Beyond the 1,500 patients enrolled in the pilot project, Mount Sinai has enrolled a total of 25,000 patients in BioMe™. “Enrolling this number of patients is a significant achievement for Mount Sinai and combined with programs such as CLIPMERGE, is propelling us to the forefront of precision medicine and its application in the clinical setting,” said Dennis S. Charney, MD, Anne and Joel Ehrenkranz Dean of Mount Sinai School of Medicine and Executive Vice President for Academic Affairs of The Mount Sinai Medical Center. “The future of medicine lies in genomics research and translating it to the bedside – and Mount Sinai’s commitment to translational research makes us uniquely poised to lead that revolution.”

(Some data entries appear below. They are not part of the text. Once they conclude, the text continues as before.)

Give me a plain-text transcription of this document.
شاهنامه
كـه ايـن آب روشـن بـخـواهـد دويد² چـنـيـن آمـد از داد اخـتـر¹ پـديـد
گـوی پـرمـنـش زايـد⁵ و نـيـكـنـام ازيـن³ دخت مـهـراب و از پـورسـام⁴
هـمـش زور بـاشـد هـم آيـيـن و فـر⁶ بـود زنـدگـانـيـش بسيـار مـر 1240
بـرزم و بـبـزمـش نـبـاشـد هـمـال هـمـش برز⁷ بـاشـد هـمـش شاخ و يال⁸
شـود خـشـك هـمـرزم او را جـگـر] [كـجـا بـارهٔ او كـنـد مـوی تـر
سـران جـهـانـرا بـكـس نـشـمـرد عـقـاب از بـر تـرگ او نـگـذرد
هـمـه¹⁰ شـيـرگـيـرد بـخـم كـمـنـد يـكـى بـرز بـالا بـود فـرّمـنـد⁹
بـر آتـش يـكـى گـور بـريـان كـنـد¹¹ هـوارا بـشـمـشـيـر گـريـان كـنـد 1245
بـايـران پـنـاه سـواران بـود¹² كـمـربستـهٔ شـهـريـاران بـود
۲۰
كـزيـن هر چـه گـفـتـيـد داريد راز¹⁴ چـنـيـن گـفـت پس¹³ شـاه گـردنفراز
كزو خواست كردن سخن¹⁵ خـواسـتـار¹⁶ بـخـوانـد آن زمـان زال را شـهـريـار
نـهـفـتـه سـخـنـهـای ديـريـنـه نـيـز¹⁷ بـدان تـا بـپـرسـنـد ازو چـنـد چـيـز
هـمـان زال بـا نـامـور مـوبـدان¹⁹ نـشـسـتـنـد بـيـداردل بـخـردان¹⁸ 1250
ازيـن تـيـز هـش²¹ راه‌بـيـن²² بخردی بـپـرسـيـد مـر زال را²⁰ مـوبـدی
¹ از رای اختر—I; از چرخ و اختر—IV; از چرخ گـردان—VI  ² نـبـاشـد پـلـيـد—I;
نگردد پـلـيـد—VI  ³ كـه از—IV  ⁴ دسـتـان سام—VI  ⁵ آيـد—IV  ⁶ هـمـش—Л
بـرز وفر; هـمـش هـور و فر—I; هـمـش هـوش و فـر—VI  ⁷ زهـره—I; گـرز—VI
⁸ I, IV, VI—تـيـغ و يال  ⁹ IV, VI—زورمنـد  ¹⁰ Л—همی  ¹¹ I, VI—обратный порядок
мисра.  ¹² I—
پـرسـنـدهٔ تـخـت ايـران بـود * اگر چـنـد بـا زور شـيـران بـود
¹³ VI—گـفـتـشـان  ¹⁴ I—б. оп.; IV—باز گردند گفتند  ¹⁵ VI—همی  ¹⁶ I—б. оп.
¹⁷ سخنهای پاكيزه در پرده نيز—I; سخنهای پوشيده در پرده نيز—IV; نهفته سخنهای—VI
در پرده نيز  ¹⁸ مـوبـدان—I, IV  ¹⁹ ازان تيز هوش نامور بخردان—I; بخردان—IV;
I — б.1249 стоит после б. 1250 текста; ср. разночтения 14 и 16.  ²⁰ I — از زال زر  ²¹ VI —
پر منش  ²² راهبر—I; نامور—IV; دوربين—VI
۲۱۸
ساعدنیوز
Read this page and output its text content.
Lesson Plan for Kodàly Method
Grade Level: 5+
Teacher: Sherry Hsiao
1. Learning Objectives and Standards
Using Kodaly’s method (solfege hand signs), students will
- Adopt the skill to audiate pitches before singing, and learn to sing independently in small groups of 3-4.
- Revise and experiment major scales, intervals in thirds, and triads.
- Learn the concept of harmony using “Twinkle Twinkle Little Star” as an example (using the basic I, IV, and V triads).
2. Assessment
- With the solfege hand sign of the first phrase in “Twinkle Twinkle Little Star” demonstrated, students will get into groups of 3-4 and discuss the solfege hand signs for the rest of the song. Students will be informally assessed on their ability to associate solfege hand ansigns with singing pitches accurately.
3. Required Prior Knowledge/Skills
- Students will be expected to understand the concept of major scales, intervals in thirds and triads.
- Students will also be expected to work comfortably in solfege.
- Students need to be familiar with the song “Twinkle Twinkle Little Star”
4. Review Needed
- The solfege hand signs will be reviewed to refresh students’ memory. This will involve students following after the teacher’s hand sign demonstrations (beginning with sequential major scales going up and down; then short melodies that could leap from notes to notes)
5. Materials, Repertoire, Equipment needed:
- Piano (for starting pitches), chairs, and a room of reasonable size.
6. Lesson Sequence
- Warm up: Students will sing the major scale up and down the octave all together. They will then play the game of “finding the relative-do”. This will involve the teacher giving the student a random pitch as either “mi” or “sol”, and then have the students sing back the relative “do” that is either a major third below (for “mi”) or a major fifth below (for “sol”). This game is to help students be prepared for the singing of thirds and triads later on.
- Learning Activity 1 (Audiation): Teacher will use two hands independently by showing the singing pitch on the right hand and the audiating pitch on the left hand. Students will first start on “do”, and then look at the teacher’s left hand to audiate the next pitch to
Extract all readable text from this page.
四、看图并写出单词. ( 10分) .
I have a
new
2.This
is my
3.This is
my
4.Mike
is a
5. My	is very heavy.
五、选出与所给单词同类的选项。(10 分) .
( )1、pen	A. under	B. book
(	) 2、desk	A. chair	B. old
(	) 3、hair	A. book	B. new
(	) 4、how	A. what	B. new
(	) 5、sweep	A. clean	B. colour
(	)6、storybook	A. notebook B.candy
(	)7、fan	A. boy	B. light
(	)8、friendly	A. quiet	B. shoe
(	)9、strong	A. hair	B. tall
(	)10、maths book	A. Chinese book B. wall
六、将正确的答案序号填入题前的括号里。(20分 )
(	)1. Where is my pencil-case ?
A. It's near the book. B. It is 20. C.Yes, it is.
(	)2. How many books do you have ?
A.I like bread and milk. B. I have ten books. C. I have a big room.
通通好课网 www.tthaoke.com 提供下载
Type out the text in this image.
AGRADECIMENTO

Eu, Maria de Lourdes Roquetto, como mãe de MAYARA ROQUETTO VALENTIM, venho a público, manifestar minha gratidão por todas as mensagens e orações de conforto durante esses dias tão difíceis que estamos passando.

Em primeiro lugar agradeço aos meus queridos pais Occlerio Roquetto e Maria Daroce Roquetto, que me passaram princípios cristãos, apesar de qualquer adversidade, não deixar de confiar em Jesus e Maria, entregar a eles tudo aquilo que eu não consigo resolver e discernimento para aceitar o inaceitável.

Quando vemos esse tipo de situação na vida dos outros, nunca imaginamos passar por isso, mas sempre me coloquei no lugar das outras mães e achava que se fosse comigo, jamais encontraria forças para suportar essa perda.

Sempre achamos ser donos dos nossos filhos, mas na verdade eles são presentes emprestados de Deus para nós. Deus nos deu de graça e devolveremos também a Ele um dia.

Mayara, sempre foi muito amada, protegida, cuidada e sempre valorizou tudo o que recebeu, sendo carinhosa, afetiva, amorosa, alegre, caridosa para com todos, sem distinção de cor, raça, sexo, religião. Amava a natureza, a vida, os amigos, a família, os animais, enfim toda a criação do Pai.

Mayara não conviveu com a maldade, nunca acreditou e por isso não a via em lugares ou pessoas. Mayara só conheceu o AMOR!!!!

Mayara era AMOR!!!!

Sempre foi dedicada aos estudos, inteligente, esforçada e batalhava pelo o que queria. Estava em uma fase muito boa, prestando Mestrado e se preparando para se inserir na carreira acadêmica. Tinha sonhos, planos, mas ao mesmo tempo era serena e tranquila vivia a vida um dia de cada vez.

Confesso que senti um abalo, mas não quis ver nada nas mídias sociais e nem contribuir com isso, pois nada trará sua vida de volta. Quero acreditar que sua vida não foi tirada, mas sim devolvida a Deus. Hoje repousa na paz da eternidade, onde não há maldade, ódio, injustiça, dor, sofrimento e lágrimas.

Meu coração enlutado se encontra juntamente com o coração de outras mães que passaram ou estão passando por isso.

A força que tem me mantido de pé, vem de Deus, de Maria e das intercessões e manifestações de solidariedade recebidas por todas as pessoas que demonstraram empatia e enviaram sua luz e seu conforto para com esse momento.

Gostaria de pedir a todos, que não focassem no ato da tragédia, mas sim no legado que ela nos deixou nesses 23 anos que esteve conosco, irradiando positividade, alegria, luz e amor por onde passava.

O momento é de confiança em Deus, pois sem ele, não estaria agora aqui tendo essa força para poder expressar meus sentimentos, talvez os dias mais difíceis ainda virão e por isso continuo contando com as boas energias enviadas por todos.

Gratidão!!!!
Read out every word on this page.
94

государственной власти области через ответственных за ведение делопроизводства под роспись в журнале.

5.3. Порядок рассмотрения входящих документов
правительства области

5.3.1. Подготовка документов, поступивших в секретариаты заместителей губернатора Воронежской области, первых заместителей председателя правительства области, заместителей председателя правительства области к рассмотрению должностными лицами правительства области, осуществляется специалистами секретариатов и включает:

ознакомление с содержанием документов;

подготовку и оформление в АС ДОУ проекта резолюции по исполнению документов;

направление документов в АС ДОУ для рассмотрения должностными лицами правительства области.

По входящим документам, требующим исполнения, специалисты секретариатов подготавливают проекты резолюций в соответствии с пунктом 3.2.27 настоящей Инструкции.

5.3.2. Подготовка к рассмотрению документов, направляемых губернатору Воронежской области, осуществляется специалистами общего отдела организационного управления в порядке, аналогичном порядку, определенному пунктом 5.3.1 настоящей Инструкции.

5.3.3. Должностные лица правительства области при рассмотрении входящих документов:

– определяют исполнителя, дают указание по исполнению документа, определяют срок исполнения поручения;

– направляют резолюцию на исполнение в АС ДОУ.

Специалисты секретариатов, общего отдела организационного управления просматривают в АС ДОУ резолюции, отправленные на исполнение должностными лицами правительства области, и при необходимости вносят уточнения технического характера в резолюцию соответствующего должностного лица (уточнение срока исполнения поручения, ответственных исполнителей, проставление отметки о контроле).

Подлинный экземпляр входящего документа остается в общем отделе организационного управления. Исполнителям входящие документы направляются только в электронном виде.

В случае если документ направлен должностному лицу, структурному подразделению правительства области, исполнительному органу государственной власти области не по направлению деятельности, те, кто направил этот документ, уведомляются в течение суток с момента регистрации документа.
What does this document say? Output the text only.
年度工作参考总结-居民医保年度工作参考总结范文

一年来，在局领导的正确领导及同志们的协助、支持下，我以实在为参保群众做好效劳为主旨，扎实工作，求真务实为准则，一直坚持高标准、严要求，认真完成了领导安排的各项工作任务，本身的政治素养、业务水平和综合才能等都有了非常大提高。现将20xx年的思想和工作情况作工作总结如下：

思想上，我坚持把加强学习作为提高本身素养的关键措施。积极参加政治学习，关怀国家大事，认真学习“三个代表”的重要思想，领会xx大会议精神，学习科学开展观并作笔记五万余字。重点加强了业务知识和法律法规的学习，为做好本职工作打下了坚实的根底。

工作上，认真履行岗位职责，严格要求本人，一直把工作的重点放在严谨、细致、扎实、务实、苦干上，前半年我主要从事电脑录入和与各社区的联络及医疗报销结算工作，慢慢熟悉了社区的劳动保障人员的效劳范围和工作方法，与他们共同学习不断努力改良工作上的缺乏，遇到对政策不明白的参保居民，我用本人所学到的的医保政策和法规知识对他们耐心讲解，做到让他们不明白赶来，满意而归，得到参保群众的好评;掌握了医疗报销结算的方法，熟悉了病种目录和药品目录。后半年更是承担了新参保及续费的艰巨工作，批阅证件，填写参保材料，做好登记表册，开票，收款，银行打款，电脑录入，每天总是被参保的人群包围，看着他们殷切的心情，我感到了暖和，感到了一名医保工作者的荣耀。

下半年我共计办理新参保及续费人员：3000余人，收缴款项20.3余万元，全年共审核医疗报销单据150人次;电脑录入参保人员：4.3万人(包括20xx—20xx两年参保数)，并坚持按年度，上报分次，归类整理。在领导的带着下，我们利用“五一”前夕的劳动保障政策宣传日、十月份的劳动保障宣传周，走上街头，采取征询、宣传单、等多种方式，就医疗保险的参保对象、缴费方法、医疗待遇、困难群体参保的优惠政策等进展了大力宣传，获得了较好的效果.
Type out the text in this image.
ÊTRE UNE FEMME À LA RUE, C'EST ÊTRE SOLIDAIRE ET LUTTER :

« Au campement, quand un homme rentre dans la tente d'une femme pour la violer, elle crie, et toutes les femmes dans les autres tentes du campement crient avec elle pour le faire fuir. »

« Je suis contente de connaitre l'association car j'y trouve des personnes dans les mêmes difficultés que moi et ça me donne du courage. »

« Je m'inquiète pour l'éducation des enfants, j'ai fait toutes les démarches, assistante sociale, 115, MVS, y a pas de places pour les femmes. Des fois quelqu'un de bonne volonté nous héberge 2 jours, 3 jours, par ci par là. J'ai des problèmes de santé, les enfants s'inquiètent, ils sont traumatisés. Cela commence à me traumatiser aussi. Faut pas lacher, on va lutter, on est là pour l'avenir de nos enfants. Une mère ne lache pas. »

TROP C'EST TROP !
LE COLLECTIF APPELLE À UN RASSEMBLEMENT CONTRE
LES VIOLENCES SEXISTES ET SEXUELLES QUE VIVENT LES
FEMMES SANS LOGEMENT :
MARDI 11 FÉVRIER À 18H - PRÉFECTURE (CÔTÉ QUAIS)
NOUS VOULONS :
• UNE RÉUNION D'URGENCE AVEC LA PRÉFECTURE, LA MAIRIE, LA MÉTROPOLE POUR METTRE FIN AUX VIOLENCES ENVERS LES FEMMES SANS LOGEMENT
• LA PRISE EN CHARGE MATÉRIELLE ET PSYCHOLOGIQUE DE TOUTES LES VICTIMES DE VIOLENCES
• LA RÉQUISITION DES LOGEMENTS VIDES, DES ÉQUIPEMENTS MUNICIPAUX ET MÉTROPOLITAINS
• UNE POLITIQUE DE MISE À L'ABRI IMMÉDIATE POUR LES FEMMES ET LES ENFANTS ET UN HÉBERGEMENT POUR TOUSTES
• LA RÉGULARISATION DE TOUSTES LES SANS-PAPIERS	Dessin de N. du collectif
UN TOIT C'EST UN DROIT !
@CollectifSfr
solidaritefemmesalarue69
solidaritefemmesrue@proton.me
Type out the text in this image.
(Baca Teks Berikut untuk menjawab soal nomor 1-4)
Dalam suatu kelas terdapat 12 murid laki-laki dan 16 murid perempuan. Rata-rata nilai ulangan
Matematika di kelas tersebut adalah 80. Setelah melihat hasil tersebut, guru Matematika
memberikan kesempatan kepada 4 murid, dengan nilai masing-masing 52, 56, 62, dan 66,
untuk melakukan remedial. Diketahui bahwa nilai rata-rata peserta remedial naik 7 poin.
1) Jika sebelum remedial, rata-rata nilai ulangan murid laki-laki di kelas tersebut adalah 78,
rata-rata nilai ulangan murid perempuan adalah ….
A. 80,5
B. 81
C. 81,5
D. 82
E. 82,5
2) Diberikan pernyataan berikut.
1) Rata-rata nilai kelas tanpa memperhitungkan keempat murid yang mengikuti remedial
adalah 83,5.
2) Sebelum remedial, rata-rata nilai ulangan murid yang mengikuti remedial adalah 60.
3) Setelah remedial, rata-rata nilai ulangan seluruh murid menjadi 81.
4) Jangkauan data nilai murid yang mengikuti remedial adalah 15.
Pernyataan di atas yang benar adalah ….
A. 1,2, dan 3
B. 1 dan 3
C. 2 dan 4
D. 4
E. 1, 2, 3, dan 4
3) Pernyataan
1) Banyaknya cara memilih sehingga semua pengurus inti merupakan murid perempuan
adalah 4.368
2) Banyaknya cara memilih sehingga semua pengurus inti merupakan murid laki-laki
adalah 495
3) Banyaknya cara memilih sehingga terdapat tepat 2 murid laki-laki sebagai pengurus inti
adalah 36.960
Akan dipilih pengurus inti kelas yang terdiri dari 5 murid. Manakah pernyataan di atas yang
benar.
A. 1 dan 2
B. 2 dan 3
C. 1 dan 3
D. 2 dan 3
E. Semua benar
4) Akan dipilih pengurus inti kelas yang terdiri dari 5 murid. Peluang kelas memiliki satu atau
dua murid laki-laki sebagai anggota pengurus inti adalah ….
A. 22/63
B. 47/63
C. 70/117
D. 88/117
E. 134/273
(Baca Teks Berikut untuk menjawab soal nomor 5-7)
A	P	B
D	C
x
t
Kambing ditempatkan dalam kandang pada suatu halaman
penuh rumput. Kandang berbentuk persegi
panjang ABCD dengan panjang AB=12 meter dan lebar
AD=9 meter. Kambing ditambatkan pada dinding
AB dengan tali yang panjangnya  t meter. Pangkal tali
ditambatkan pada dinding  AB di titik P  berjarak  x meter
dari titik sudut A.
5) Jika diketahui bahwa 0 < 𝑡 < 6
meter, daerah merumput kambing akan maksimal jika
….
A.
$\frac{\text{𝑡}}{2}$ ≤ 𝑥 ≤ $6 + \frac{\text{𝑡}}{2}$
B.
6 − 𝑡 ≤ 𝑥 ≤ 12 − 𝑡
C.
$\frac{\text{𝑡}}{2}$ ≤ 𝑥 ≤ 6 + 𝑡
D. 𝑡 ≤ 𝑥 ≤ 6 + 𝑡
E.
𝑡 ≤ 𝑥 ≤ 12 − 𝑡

The Mount Sinai BioMe™ Biobank, established in 2007 with a donation from the Andrea and Charles Bronfman Philanthropies, is now one of the largest repositories of its kind in the U.S. For more information, go to:http://icahn.mssm.edu/research/institutes/institute-for-personalized-medicine/innovation-and-technology/biome-platform.
About The Mount Sinai Medical Center
The Mount Sinai Medical Center encompasses both The Mount Sinai Hospital and Icahn School of Medicine at Mount Sinai. Established in 1968, the Icahn School of Medicine is one of the leading medical schools in the United States, and is noted for innovation in education, biomedical research, clinical care delivery, and local and global community service. It has more than 3,400 faculty in 32 departments and 14 research institutes, and ranks among the top 20 medical schools both in National Institutes of Health (NIH) funding and by U.S. News & World Report.
The Mount Sinai Hospital, founded in 1852, is a 1,171-bed tertiary- and quaternary-care teaching facility and one of the nation’s oldest, largest and most-respected voluntary hospitals. In 2012, U.S. News & World Report ranked The Mount Sinai Hospital 14th on its elite Honor Roll of the nation’s top hospitals based on reputation, safety, and other patient-care factors. Mount Sinai is one of 12 integrated academic medical centers whose medical school ranks among the top 20 in NIH funding and by U.S. News & World Report and whose hospital is on the U.S. News & World Report Honor Roll. Nearly 60,000 people were treated at Mount Sinai as inpatients last year, and approximately 560,000 outpatient visits took place.